Zu dem häufig angesprochenen Parkplatzmangel merkte er an, als er zuletzt in der Tiefgarage am Kellerberg geparkt hatte, sei sein Auto das einzige dort gewesen: „Es ist dort günstig und zu Fuß gerade mal eine halbe Minute von der Kirchzeile entfernt.“ Dieter Bräunlich (ÜWG) hielt dagegen: „Die Leute parken nicht in der Tiefgarage, wenn sie nur mal eben Semmeln holen wollen. Die fahren dann gleich woanders hin.“

Eine in die Länge gezogene Außenbestuhlung komme für ihn nur in Frage, wenn die betroffenen jeweiligen Hausbesitzer damit einverstanden sind und wenn dort genügend Platz sei. Zudem forderte er den Rückbau der bereits errichteten Terrasse vor der Trattoria. Dem schloss sich der Stadtrat bei nur einer Gegenstimme an: Für den gesamten Zeitraum, in dem durch die Baumaßnahmen „Lichtspielhaus“ und „Wohnen am Mühlbach“ Einfluss auf den öffentlichen Verkehrsraum genommen wird, dürfen keine Sondernutzungserlaubnisse für die Terrassen auf den Straßenparkplätzen in der Kirchzeile ausgestellt werden. Zudem soll die Parkdauer auf den verbliebenen Stellplätzen auf 30 Minuten beschränkt werden.

20 Plätze weniger vor der Trattoria?

Carlo Guadagnato, einer der beiden Chefs der Trattoria, zeigt sich davon naturgemäß nicht begeistert: „Das gehört zu unserem Sommergeschäft“, zeigt er auf die fünf Tische mit jeweils vier Stühlen, die er in zweiter Reihe aufgestellt hat, auf dem Holzpodest im Stellplatzbereich.
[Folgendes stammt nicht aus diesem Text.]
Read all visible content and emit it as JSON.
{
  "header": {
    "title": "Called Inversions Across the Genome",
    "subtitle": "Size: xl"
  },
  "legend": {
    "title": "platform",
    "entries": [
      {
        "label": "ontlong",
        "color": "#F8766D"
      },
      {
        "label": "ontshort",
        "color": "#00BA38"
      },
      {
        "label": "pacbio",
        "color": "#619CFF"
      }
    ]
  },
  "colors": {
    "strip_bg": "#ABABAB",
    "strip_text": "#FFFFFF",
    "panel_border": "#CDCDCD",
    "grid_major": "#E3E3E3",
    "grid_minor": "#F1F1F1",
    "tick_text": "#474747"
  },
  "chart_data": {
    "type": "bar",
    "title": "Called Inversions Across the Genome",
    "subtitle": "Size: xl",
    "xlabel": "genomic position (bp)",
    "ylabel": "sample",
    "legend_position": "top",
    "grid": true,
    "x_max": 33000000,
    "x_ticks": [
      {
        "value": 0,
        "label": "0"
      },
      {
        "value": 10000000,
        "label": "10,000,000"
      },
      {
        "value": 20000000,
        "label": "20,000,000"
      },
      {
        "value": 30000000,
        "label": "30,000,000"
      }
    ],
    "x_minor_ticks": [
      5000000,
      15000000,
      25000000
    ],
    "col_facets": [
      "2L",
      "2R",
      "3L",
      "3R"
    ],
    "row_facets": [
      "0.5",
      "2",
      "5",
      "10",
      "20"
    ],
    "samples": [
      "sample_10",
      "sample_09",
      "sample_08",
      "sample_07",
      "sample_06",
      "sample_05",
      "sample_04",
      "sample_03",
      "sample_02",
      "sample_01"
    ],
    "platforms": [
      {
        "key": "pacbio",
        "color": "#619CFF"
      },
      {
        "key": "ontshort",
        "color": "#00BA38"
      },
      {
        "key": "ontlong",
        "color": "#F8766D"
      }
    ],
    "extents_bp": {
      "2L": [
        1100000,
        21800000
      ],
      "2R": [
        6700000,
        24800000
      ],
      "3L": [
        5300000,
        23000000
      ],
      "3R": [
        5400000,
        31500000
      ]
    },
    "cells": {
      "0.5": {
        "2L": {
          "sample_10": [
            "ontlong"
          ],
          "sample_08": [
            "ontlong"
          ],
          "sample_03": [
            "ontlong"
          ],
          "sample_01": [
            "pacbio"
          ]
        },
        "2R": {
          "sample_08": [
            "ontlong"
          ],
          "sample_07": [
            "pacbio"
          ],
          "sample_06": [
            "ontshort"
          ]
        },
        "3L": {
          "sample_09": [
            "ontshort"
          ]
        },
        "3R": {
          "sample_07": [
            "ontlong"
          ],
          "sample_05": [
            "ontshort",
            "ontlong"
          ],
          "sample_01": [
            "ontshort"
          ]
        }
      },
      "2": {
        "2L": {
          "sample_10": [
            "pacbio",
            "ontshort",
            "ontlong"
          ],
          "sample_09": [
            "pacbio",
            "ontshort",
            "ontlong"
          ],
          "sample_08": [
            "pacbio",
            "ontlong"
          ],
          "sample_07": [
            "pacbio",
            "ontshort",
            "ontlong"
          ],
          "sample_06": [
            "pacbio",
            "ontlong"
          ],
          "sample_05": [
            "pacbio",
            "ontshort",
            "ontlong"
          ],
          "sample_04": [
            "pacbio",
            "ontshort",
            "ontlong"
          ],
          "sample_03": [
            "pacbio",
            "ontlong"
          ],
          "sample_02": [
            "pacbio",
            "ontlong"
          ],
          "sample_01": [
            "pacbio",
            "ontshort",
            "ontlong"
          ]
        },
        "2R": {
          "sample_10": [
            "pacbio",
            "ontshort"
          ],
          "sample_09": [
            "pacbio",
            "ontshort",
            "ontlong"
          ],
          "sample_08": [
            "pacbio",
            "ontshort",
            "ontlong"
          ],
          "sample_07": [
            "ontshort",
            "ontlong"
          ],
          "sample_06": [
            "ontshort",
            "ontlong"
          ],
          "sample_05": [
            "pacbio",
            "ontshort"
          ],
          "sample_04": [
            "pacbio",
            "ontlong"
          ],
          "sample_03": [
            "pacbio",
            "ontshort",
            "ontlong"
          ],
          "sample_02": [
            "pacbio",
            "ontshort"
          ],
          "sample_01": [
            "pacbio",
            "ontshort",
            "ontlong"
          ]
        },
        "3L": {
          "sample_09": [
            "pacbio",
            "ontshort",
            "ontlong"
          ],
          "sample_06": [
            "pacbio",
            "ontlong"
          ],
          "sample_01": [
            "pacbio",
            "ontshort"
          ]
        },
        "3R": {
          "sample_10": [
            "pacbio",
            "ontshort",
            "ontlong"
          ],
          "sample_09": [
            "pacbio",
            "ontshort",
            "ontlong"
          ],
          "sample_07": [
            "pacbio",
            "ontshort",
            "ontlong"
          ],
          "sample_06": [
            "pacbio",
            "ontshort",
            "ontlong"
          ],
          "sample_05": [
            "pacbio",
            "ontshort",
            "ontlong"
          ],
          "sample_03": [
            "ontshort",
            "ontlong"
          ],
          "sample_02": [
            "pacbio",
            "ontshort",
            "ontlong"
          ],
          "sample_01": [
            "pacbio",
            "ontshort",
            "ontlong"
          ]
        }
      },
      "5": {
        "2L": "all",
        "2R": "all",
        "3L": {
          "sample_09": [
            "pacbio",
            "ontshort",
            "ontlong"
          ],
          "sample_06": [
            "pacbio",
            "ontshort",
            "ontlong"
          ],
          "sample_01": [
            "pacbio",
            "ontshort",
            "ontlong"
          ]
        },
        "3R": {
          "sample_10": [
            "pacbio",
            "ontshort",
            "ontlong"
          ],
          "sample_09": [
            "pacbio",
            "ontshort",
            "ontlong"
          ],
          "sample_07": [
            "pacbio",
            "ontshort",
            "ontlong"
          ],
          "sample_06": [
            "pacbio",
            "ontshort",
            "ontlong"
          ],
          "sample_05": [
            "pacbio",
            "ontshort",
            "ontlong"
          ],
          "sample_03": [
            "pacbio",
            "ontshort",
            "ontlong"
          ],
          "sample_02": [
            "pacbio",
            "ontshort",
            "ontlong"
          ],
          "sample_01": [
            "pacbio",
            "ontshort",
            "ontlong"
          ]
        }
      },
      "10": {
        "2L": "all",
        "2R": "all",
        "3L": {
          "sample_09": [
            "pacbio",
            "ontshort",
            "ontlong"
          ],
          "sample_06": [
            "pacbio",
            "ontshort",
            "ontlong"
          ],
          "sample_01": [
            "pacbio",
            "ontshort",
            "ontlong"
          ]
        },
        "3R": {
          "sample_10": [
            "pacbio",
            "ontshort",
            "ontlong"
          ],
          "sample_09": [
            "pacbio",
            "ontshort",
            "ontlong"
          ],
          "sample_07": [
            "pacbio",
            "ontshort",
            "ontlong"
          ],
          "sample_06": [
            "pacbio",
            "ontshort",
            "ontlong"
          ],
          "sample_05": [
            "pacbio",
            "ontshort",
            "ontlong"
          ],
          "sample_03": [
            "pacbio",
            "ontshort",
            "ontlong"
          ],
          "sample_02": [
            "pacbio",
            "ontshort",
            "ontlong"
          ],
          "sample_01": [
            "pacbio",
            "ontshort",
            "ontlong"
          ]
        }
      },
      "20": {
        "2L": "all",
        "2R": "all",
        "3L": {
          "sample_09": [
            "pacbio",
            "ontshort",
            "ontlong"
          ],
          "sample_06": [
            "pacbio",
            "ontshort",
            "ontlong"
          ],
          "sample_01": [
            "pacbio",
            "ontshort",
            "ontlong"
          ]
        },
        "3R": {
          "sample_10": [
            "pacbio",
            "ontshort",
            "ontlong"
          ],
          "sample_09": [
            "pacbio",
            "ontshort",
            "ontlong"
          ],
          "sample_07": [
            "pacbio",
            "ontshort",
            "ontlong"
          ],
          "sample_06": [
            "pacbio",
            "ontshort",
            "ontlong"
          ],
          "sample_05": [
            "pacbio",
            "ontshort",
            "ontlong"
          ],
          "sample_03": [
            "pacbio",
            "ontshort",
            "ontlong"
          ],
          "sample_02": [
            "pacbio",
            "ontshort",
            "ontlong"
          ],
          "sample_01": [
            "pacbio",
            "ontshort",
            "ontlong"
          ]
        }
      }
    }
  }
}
Dass die ihm erteilte Genehmigung zur Sondernutzung einfach wieder entzogen werden kann, könne er sich nicht vorstellen. „Gehört habe ich davon auch noch nichts“, sagte er am Dienstag (2. Mai) gegenüber den OVB-Heimatzeitungen. Sollte er tatsächlich rückbauen müssen, brauche er stattdessen mehr Platz zur Seite hin.